Carriers and Small Businesses Opposing Medical Fee Change

July 20, 2011

The South Carolina Small Business Chamber of Commerce and the American Insurance Association said Tuesday they plan to oppose a regulatory change that would allow the state Workers’ Compensation Commission (WCC) to scrap its current Medicare-based fee schedule for physicians and apply multiple conversion factors to cover medical specialties.

WCC has scheduled a public hearing for Aug. 15 to consider language that would give it the authority to eliminate use of Medicare’s Resource-Based Relative Value Scale (RBRVS).

The commission said in a regulatory notice the change would allow it to reconsider a call by South Carolina’s orthopedic surgeons, pain-management doctors and radiologists to apply separate conversion factors to the Medicare schedule or to abandon the Medicare RBRVS altogether.

The doctors argued that the Medicare system favors general practitioners and has reduced payments for surgeries and some other services.

Following four months of debate, the seven-member commission voted in January 2010 to update its 2003 Medicare-based schedule to include current values and to lower the South Carolina conversion factor from $52 to $50.

But the panel also voted to review the schedule on an annual basis and asked the National Council on Compensation Insurance (NCCI) to monitor medical costs.

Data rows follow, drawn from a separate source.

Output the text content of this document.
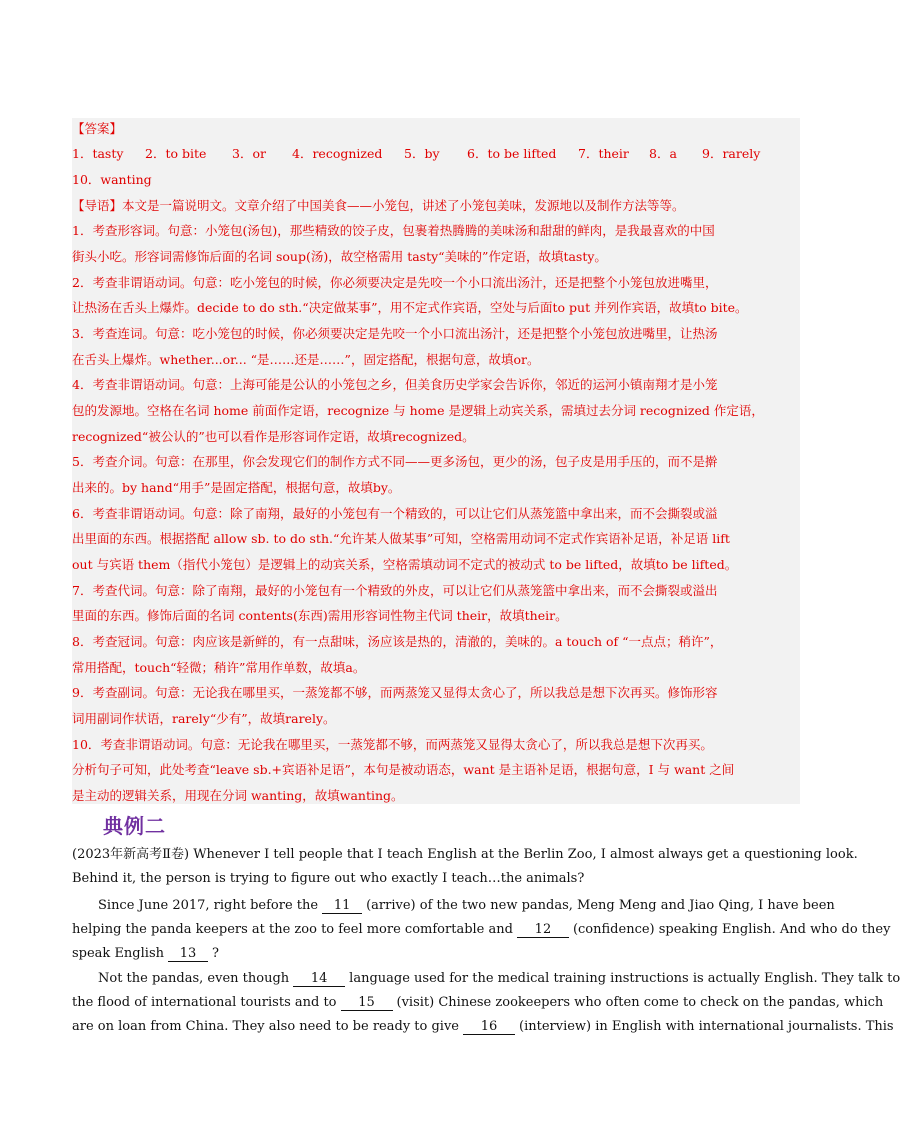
【答案】
1．tasty 2．to bite 3．or 4．recognized 5．by 6．to be lifted 7．their 8．a 9．rarely
10．wanting
【导语】本文是一篇说明文。文章介绍了中国美食——小笼包，讲述了小笼包美味，发源地以及制作方法等等。
1．考查形容词。句意：小笼包(汤包)，那些精致的饺子皮，包裹着热腾腾的美味汤和甜甜的鲜肉，是我最喜欢的中国
街头小吃。形容词需修饰后面的名词 soup(汤)，故空格需用 tasty“美味的”作定语，故填tasty。
2．考查非谓语动词。句意：吃小笼包的时候，你必须要决定是先咬一个小口流出汤汁，还是把整个小笼包放进嘴里，
让热汤在舌头上爆炸。decide to do sth.“决定做某事”，用不定式作宾语，空处与后面to put 并列作宾语，故填to bite。
3．考查连词。句意：吃小笼包的时候，你必须要决定是先咬一个小口流出汤汁，还是把整个小笼包放进嘴里，让热汤
在舌头上爆炸。whether...or... “是……还是……”，固定搭配，根据句意，故填or。
4．考查非谓语动词。句意：上海可能是公认的小笼包之乡，但美食历史学家会告诉你，邻近的运河小镇南翔才是小笼
包的发源地。空格在名词 home 前面作定语，recognize 与 home 是逻辑上动宾关系，需填过去分词 recognized 作定语，
recognized“被公认的”也可以看作是形容词作定语，故填recognized。
5．考查介词。句意：在那里，你会发现它们的制作方式不同——更多汤包，更少的汤，包子皮是用手压的，而不是擀
出来的。by hand“用手”是固定搭配，根据句意，故填by。
6．考查非谓语动词。句意：除了南翔，最好的小笼包有一个精致的，可以让它们从蒸笼篮中拿出来，而不会撕裂或溢
出里面的东西。根据搭配 allow sb. to do sth.“允许某人做某事”可知，空格需用动词不定式作宾语补足语，补足语 lift
out 与宾语 them（指代小笼包）是逻辑上的动宾关系，空格需填动词不定式的被动式 to be lifted，故填to be lifted。
7．考查代词。句意：除了南翔，最好的小笼包有一个精致的外皮，可以让它们从蒸笼篮中拿出来，而不会撕裂或溢出
里面的东西。修饰后面的名词 contents(东西)需用形容词性物主代词 their，故填their。
8．考查冠词。句意：肉应该是新鲜的，有一点甜味，汤应该是热的，清澈的，美味的。a touch of “一点点；稍许”，
常用搭配，touch“轻微；稍许”常用作单数，故填a。
9．考查副词。句意：无论我在哪里买，一蒸笼都不够，而两蒸笼又显得太贪心了，所以我总是想下次再买。修饰形容
词用副词作状语，rarely“少有”，故填rarely。
10．考查非谓语动词。句意：无论我在哪里买，一蒸笼都不够，而两蒸笼又显得太贪心了，所以我总是想下次再买。
分析句子可知，此处考查“leave sb.+宾语补足语”，本句是被动语态，want 是主语补足语，根据句意，I 与 want 之间
是主动的逻辑关系，用现在分词 wanting，故填wanting。
典例二
(2023年新高考Ⅱ卷) Whenever I tell people that I teach English at the Berlin Zoo, I almost always get a questioning look.
Behind it, the person is trying to figure out who exactly I teach…the animals?
Since June 2017, right before the 11 (arrive) of the two new pandas, Meng Meng and Jiao Qing, I have been
helping the panda keepers at the zoo to feel more comfortable and 12 (confidence) speaking English. And who do they
speak English 13 ?
Not the pandas, even though 14 language used for the medical training instructions is actually English. They talk to
the flood of international tourists and to 15 (visit) Chinese zookeepers who often come to check on the pandas, which
are on loan from China. They also need to be ready to give 16 (interview) in English with international journalists. This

Last year’s changes were predicted to increase system costs by about 1.7%, but reduce fees for surgeries by an average 5.4%.

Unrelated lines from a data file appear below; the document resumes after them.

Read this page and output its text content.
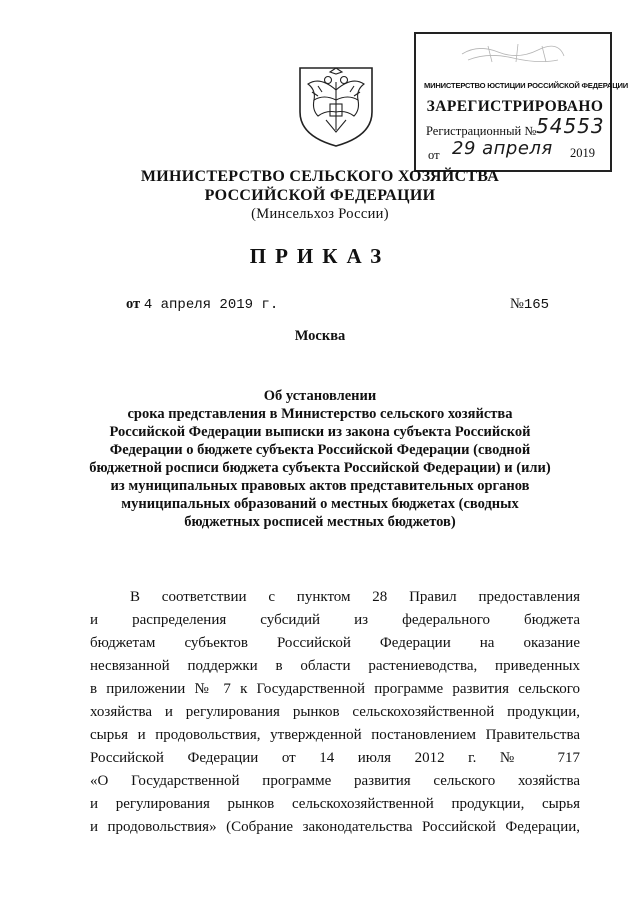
МИНИСТЕРСТВО ЮСТИЦИИ РОССИЙСКОЙ ФЕДЕРАЦИИ
ЗАРЕГИСТРИРОВАНО
Регистрационный № 54553
от 29 апреля 2019
МИНИСТЕРСТВО СЕЛЬСКОГО ХОЗЯЙСТВА
РОССИЙСКОЙ ФЕДЕРАЦИИ
(Минсельхоз России)
ПРИКАЗ
от 4 апреля 2019 г.	№165
Москва
Об установлении
срока представления в Министерство сельского хозяйства
Российской Федерации выписки из закона субъекта Российской
Федерации о бюджете субъекта Российской Федерации (сводной
бюджетной росписи бюджета субъекта Российской Федерации) и (или)
из муниципальных правовых актов представительных органов
муниципальных образований о местных бюджетах (сводных
бюджетных росписей местных бюджетов)
В соответствии с пунктом 28 Правил предоставления
и распределения субсидий из федерального бюджета
бюджетам субъектов Российской Федерации на оказание
несвязанной поддержки в области растениеводства, приведенных
в приложении № 7 к Государственной программе развития сельского
хозяйства и регулирования рынков сельскохозяйственной продукции,
сырья и продовольствия, утвержденной постановлением Правительства
Российской Федерации от 14 июля 2012 г. № 717
«О Государственной программе развития сельского хозяйства
и регулирования рынков сельскохозяйственной продукции, сырья
и продовольствия» (Собрание законодательства Российской Федерации,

South Carolina law requires the commission to submit regulatory changes to the South Carolina Legislature, which may approve them, reject them or allow them to take effect with no action after 120 legislative days.

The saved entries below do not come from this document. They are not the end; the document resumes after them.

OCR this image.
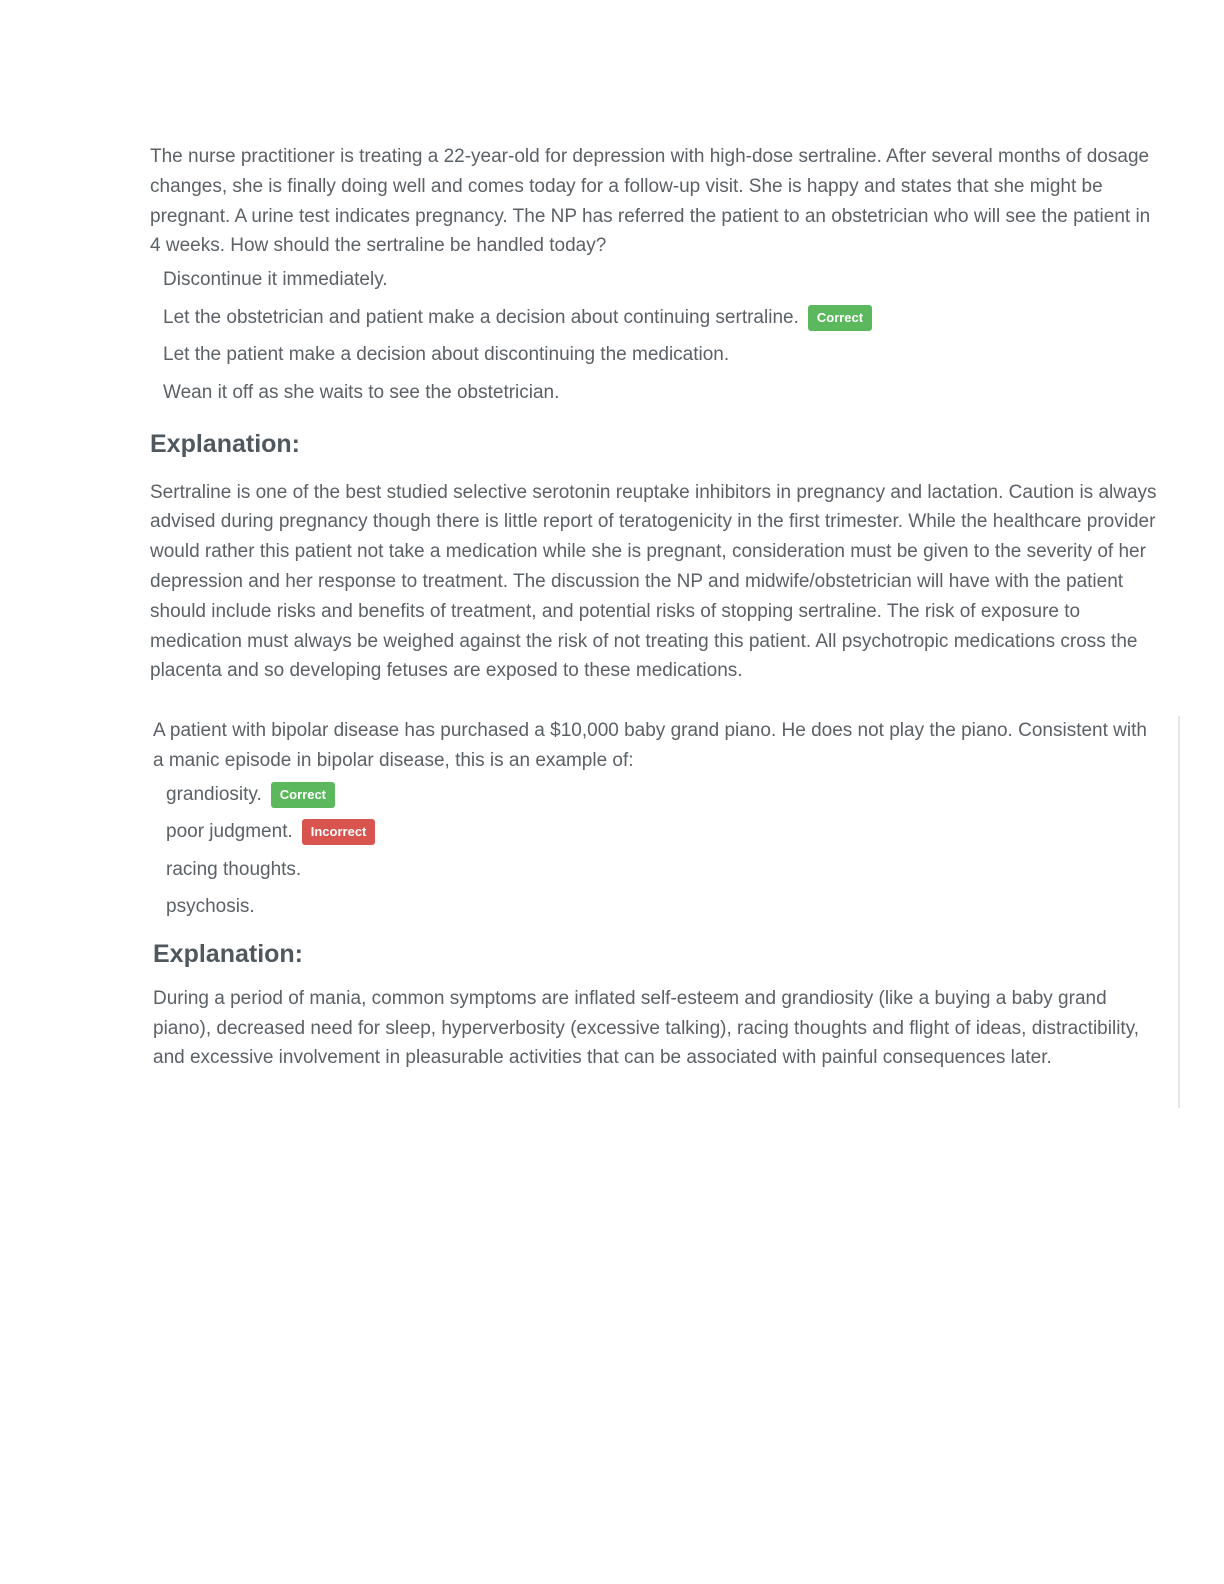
The nurse practitioner is treating a 22-year-old for depression with high-dose sertraline. After several months of dosage changes, she is finally doing well and comes today for a follow-up visit. She is happy and states that she might be pregnant. A urine test indicates pregnancy. The NP has referred the patient to an obstetrician who will see the patient in 4 weeks. How should the sertraline be handled today?

Discontinue it immediately.
Let the obstetrician and patient make a decision about continuing sertraline.	Correct
Let the patient make a decision about discontinuing the medication.
Wean it off as she waits to see the obstetrician.
Explanation:

Sertraline is one of the best studied selective serotonin reuptake inhibitors in pregnancy and lactation. Caution is always advised during pregnancy though there is little report of teratogenicity in the first trimester. While the healthcare provider would rather this patient not take a medication while she is pregnant, consideration must be given to the severity of her depression and her response to treatment. The discussion the NP and midwife/obstetrician will have with the patient should include risks and benefits of treatment, and potential risks of stopping sertraline. The risk of exposure to medication must always be weighed against the risk of not treating this patient. All psychotropic medications cross the placenta and so developing fetuses are exposed to these medications.

A patient with bipolar disease has purchased a $10,000 baby grand piano. He does not play the piano. Consistent with a manic episode in bipolar disease, this is an example of:

grandiosity.	Correct
poor judgment.	Incorrect
racing thoughts.
psychosis.
Explanation:

During a period of mania, common symptoms are inflated self-esteem and grandiosity (like a buying a baby grand piano), decreased need for sleep, hyperverbosity (excessive talking), racing thoughts and flight of ideas, distractibility, and excessive involvement in pleasurable activities that can be associated with painful consequences later.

If approved by the commission, the regulatory change would alter Regulation 67-1302 (A), which allows the commission to set maximum allowable payments for medical services, by eliminating the phrase “based on a relative value scale and a conversion factor set by the commission.”

Gary Cannon, the commission’s executive director, said the commission has no plan to scrap the Medicare-based system.

“What we want is the flexibility to do it,” Cannon said Tuesday.

The American Insurance Association (AIA) warned in an April 26 letter to the commission that it “strongly opposes” the change. AIA sent a copy of the letter to WorkCompCentral on Tuesday.

“The viability of RBRVS depends upon maintenance of its internal consistency, which is accomplished by adhering to the relative values assigned by the Centers for Medicare and Medicaid Services (CMS) as a result of objective, scientifically-based analysis,” AIA Senior Counsel Kenneth A. Stoller said in the letter.

“Surgeons oppose Medicare-based fee schedules because they chafe at RBRVS valuation, which shifts reimbursements away from specialists and toward general medicine to correct longstanding imbalances,” Stoller said.

Fraser Cobbe, executive director of the South Carolina Orthopaedic Association, was on vacation and unavailable for comment. Dr. James O’Leary, the Association’s president, did not return a call for comment.

But former Association President Dr. Don Johnson said last year that surgeons periodically discuss pulling out of the workers’ compensation system because the Medicare payment system favors general practitioners.

Injured Workers’ Advocates, which represents the South Carolina claimants’ bar, supported the Medicare-based system and opposed the use of multiple conversion factors last year. The attorneys’ group said Tuesday it has not yet taken a position on the proposed regulatory changes.

“We have not decided on our response yet, but we are working on it,” said Clara Smith, the group’s executive director.

South Carolina Small Business Chamber of Commerce President Frank Knapp Jr. said his group will oppose the change.

“By deleting the value rating, it basically opens the window for special interests coming in and jacking up the rates on certain services,” Knapp said. “We have a good system based on a national analysis of medical costs. That’s something we can’t duplicate unless someone is planning to staff up our Workers’ Compensation Commission.”

The 2010 fee schedule took effect in July 2010. Cannon said current commission statistics don’t reflect the impact of the changes.

Driven primarily by adoption of a 2006 hospital fee schedule that set maximum payments at Medicare rates plus 40%, the commission said in its annual report that total medical costs in the workers’ compensation system dropped from $422.4 million in fiscal 2008-2009 to $296 million in fiscal 2009-2010.

In a report on South Carolina’s workers’ compensation system issued in March, NCCI reported the state’s average medical costs per case were $24,000, compared to a national average medical cost of $27,000. NCCI’s figures covered the years 2005 through 2009.

NCCI said in a report issued prior to the commission’s adoption of the 2010 fee schedule that South Carolina was paying a little more than 150% of Medicare for surgeries and a little less than 150% of Medicare based on a comparison of all physician’s fees.

The commission reported that medical costs accounted for 36% of total costs for fiscal 2009-2010.

Along with an annual review of doctors’ fees, the commission called last year for further research into continued use of the RBRVS system and of South Carolina-specific conversion factors.

The South Carolina Medical Association did not return a call requesting comment.

The public hearing is scheduled to begin at 10:30 a.m. (EDT) in Hearing Room A at the Workers’ Compensation Commission, 1333 Main St. in Columbia.